In newer storage subsystems, an average single-block read shouldn't take more than 10ms (milliseconds) or 1cs (centisecond). You should expect an average wait time of 4 to 8ms (0.4 to 0.8cs) with SAN (storage area network) due to large caches.

(Shee, Deshpande, and Gopalakrishnan, Oracle Wait Interface, McGraw-Hill: 2004, page 107.) So, since the CBO algorithm estimates the cost of a query in units equivalent to single-block reads, and an average single-block read is said to consume 1 centisecond, you would expect that a SQL statement with an estimated cost of 100 will consume 1 full second in execution time.

That this is meant to be the case is shown, among other places, at the end of the standard text-based ADDM reports, where the following informational boilerplate appears.

The analysis of I/O performance is based on the default assumption that the average read time for one database block is 10000 micro-seconds.

A centisecond is 10000 microseconds, so this is the same assertion as Shee et al. made, quoted above. It is also consistent with the historical fact that Oracle's optimization and timing reports were always in units of 1 centisecond or higher until Oracle 9i began reporting in microseconds. It seems that out of the box, the CBO will estimate the cost of its execution plans in units of a centisecond, taken to be the time consumed by one single-block read. The results of the ADDM reports are based on the same numbers. 

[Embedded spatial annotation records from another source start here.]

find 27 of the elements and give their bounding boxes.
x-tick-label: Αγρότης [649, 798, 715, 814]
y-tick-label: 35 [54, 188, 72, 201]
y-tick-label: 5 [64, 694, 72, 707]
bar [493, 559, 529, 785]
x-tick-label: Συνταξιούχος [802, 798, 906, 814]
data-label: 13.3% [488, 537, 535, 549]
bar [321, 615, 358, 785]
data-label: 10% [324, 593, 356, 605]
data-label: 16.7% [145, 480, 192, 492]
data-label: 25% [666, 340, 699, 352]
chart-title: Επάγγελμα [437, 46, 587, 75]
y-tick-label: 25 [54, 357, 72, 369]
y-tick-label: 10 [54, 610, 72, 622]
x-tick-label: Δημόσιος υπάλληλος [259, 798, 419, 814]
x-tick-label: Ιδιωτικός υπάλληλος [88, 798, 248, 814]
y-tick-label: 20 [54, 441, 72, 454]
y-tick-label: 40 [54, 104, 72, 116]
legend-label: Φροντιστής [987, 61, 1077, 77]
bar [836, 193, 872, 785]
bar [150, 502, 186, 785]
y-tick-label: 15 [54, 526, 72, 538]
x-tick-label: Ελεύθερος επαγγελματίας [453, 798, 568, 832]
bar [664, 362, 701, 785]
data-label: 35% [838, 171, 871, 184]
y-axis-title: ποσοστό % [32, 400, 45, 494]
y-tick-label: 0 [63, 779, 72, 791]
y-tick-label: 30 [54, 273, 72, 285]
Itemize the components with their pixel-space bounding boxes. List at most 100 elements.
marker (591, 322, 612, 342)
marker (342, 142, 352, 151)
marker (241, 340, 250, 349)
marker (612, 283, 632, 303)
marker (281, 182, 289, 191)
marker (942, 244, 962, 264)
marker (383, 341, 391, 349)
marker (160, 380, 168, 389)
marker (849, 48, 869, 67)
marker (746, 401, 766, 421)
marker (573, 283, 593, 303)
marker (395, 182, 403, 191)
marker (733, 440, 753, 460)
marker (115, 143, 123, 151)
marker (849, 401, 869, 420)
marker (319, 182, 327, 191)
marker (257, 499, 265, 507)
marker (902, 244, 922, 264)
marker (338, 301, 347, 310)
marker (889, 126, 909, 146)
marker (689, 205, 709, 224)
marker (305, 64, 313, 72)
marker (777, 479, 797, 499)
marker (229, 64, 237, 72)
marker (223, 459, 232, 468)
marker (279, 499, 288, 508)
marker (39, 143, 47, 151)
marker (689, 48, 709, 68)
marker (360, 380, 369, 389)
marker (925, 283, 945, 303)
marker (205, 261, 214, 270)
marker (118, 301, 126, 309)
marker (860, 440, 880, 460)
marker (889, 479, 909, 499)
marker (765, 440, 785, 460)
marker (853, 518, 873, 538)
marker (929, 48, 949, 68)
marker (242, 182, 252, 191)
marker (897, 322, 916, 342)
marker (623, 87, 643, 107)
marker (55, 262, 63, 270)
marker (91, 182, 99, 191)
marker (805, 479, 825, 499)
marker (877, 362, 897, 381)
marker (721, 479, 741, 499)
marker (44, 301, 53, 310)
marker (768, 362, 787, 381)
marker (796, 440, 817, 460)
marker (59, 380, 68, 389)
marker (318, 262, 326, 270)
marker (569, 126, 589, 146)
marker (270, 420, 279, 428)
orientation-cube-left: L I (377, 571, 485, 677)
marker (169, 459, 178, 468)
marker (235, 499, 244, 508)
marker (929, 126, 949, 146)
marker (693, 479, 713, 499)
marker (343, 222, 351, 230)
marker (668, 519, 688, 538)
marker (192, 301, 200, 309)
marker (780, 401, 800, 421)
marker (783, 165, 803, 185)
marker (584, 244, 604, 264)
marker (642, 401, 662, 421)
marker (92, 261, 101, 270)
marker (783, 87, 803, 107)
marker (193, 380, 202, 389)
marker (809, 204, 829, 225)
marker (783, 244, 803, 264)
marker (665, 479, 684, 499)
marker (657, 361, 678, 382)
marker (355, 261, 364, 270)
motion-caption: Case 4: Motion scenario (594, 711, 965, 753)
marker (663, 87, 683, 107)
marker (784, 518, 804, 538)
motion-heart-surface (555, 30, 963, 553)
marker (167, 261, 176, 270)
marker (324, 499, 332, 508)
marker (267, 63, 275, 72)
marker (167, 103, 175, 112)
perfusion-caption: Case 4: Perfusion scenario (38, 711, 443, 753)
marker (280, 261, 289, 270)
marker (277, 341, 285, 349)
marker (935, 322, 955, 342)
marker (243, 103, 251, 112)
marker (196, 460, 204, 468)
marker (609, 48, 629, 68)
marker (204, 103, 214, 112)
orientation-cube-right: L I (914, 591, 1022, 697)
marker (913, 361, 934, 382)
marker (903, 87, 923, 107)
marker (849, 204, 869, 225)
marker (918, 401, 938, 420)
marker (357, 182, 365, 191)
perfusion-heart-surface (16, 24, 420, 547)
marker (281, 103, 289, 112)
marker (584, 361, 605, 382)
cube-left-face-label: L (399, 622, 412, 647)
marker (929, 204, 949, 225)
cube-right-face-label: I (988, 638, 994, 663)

However, this still does not tell us if the CBO's current estimates have changed from the default, or what the CBO's current estimates are. For that, it is necessary to take one more thing into account. Since Oracle 9i, the CBO has improved its metrics by issuing periodic test reads to gather system statistics. Because of this, the CBO at some point after installation may have better metrics available to it than the default estimate of 1 centisecond per single-block read.

The way to verify the CBO's current metrics is to issue this query.

select sname, pname, pval1 from sys.aux_stats$; SNAME PNAME PVAL1 ----- ----- ----- SYSSTATS_MAIN SREADTIM 7.618 SYSSTATS_MAIN MREADTIM 14.348 SYSSTATS_MAIN CPUSPEED 507

In the aux_stats$ view, pval1 from sreadtim gives the single-block read time in milliseconds. So, in the example, the single-block read time is much faster than the default estimate. The correct value is not sreadtim = 1 but sreadtim = .07618.

To understand optimizer costing on any system, it is necessary to go beyond the default values and to find out the current metrics. You can find more detailed discussion of the CBO's collection of statistics in an article by Kimberly Floss at oracle.com.

I hope this introduction to CBO cost estimation has been useful. If you have read this far, you might want to continue your investigation by following the references above.